Selon M. Shiwen Yap, l’Europe est confrontée à un contexte géopolitique complexe.
Les tensions dans les relations transatlantiques se sont accrues avec le retour du président américain Donald Trump à la Maison Blanche. Dans le même temps, le partenariat de plus en plus étroit entre la Russie et la Chine menace directement la sécurité régionale. Dans ce contexte, le « vieux continent » est contraint d’appliquer une stratégie de prévention à multiples facettes pour protéger ses intérêts et maintenir son influence sur la scène internationale.
M. Shiwen Yap a souligné que la campagne militaire de la Russie en Ukraine a modifié la structure de sécurité européenne de l'après-guerre froide, alors que l'administration du président Vladimir Poutine s'oriente vers une économie qui s'adapte au conflit.
Pendant ce temps, les relations entre les États-Unis et l’Europe, sous le second mandat du président Donald Trump, sont confrontées à de nombreux défis, allant de la menace de droits de douane de 25 % sur des alliés comme le Canada et le Mexique aux engagements de plus en plus remis en question envers l’OTAN. Cela soulève des inquiétudes quant à la fiabilité de l’Amérique.
Ces fluctuations sont d’autant plus inquiétantes compte tenu de l’histoire de la coopération transatlantique.
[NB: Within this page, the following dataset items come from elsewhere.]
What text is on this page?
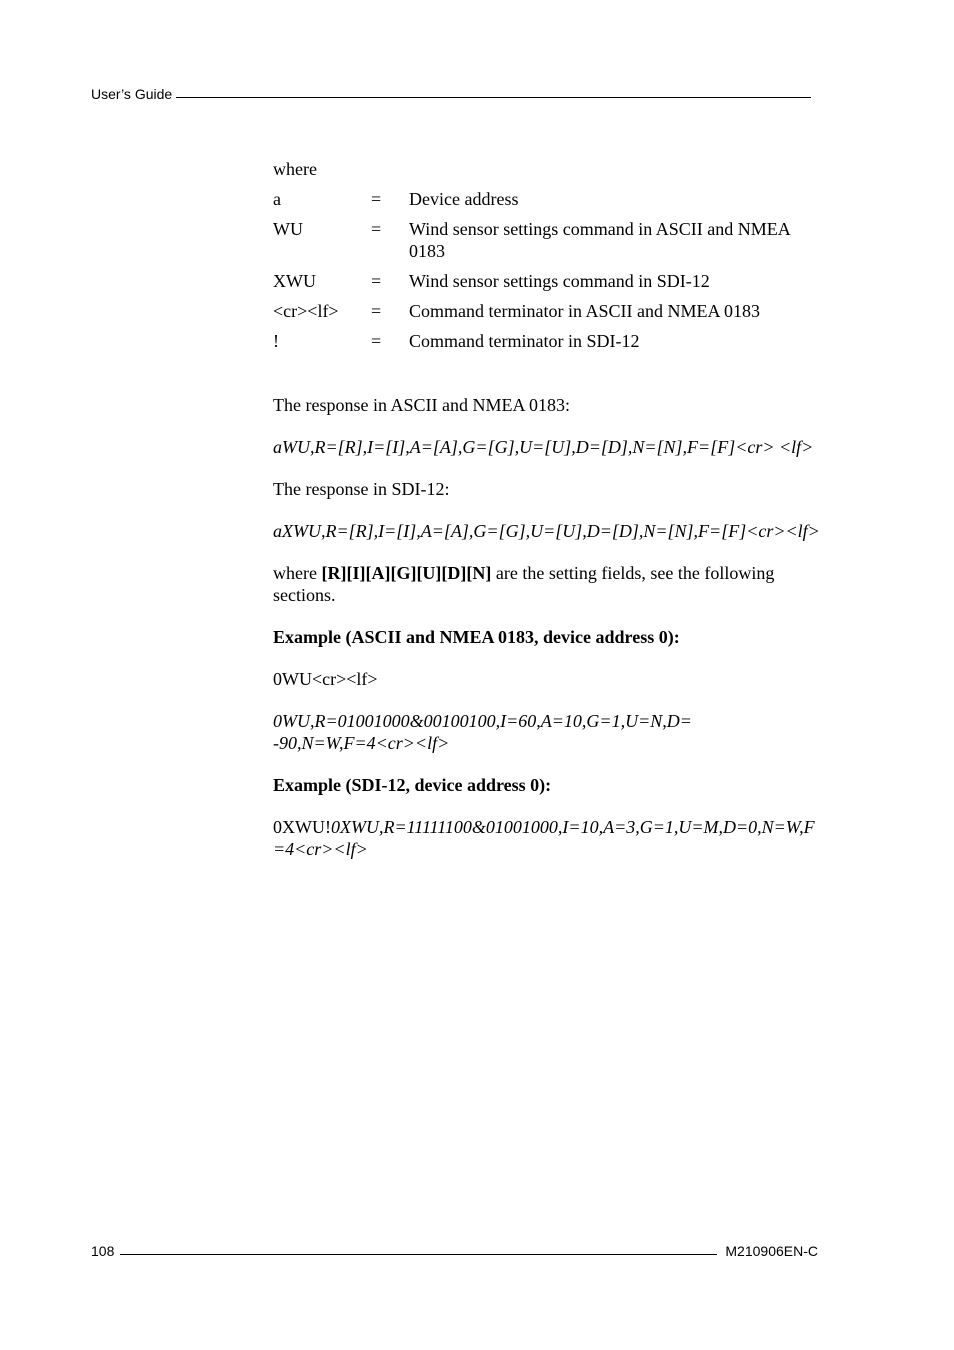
User’s Guide

where

a	=	Device address
WU	=	Wind sensor settings command in ASCII and NMEA 0183
XWU	=	Wind sensor settings command in SDI-12
<cr><lf>	=	Command terminator in ASCII and NMEA 0183
!	=	Command terminator in SDI-12

The response in ASCII and NMEA 0183:

aWU,R=[R],I=[I],A=[A],G=[G],U=[U],D=[D],N=[N],F=[F]<cr> <lf>

The response in SDI-12:

aXWU,R=[R],I=[I],A=[A],G=[G],U=[U],D=[D],N=[N],F=[F]<cr><lf>

where [R][I][A][G][U][D][N] are the setting fields, see the following sections.

Example (ASCII and NMEA 0183, device address 0):

0WU<cr><lf>

0WU,R=01001000&00100100,I=60,A=10,G=1,U=N,D= -90,N=W,F=4<cr><lf>

Example (SDI-12, device address 0):

0XWU!0XWU,R=11111100&01001000,I=10,A=3,G=1,U=M,D=0,N=W,F=4<cr><lf>

108	M210906EN-C
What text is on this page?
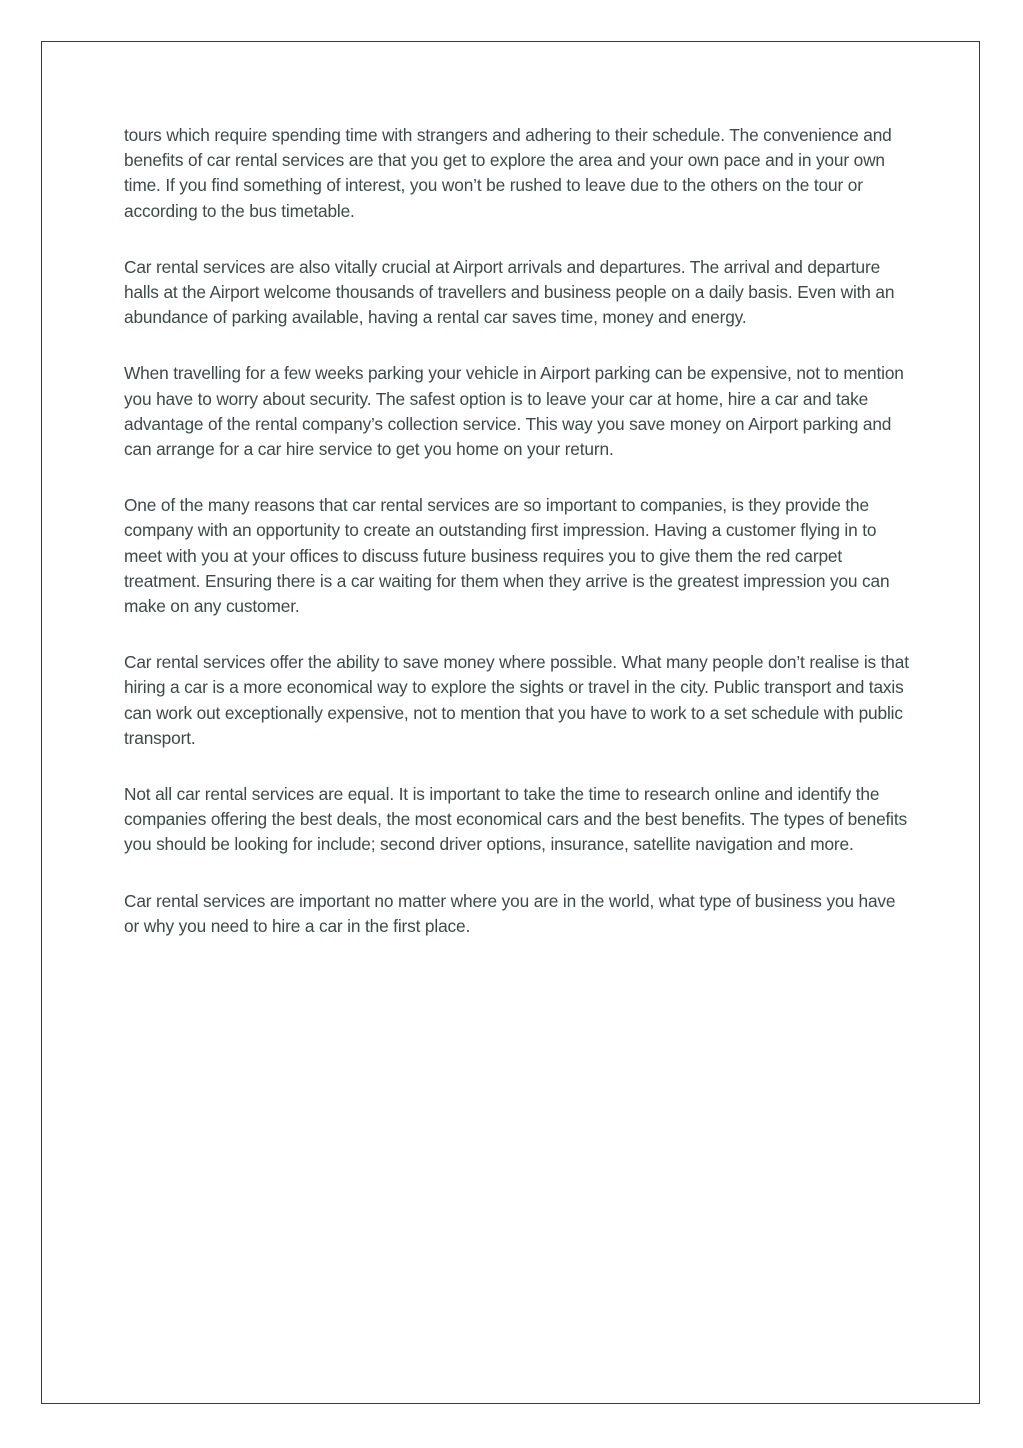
tours which require spending time with strangers and adhering to their schedule. The convenience and benefits of car rental services are that you get to explore the area and your own pace and in your own time. If you find something of interest, you won’t be rushed to leave due to the others on the tour or according to the bus timetable.

Car rental services are also vitally crucial at Airport arrivals and departures. The arrival and departure halls at the Airport welcome thousands of travellers and business people on a daily basis. Even with an abundance of parking available, having a rental car saves time, money and energy.

When travelling for a few weeks parking your vehicle in Airport parking can be expensive, not to mention you have to worry about security. The safest option is to leave your car at home, hire a car and take advantage of the rental company’s collection service. This way you save money on Airport parking and can arrange for a car hire service to get you home on your return.

One of the many reasons that car rental services are so important to companies, is they provide the company with an opportunity to create an outstanding first impression. Having a customer flying in to meet with you at your offices to discuss future business requires you to give them the red carpet treatment. Ensuring there is a car waiting for them when they arrive is the greatest impression you can make on any customer.

Car rental services offer the ability to save money where possible. What many people don’t realise is that hiring a car is a more economical way to explore the sights or travel in the city. Public transport and taxis can work out exceptionally expensive, not to mention that you have to work to a set schedule with public transport.

Not all car rental services are equal. It is important to take the time to research online and identify the companies offering the best deals, the most economical cars and the best benefits. The types of benefits you should be looking for include; second driver options, insurance, satellite navigation and more.

Car rental services are important no matter where you are in the world, what type of business you have or why you need to hire a car in the first place.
L’Europe ne voit plus Washington comme un véritable « allié », mais seulement comme un « partenaire indispensable », obligeant le continent à se préparer à l’éventualité que les États-Unis réduisent ou limitent leur soutien, notamment en matière de sécurité.
Dans le même temps, les relations entre la Chine et la Russie se renforcent. M. Shiwen Yap a décrit cela comme une « alliance sans limites ». Un rapport de janvier 2025 du Council on Foreign Relations (CFR) a indiqué que Pékin et Moscou intensifiaient leur coopération dans des domaines clés tels que l’IA, le commerce et l’assistance militaire. La Chine devient notamment une « bouée de sauvetage » économique pour la Russie face aux pressions des sanctions occidentales.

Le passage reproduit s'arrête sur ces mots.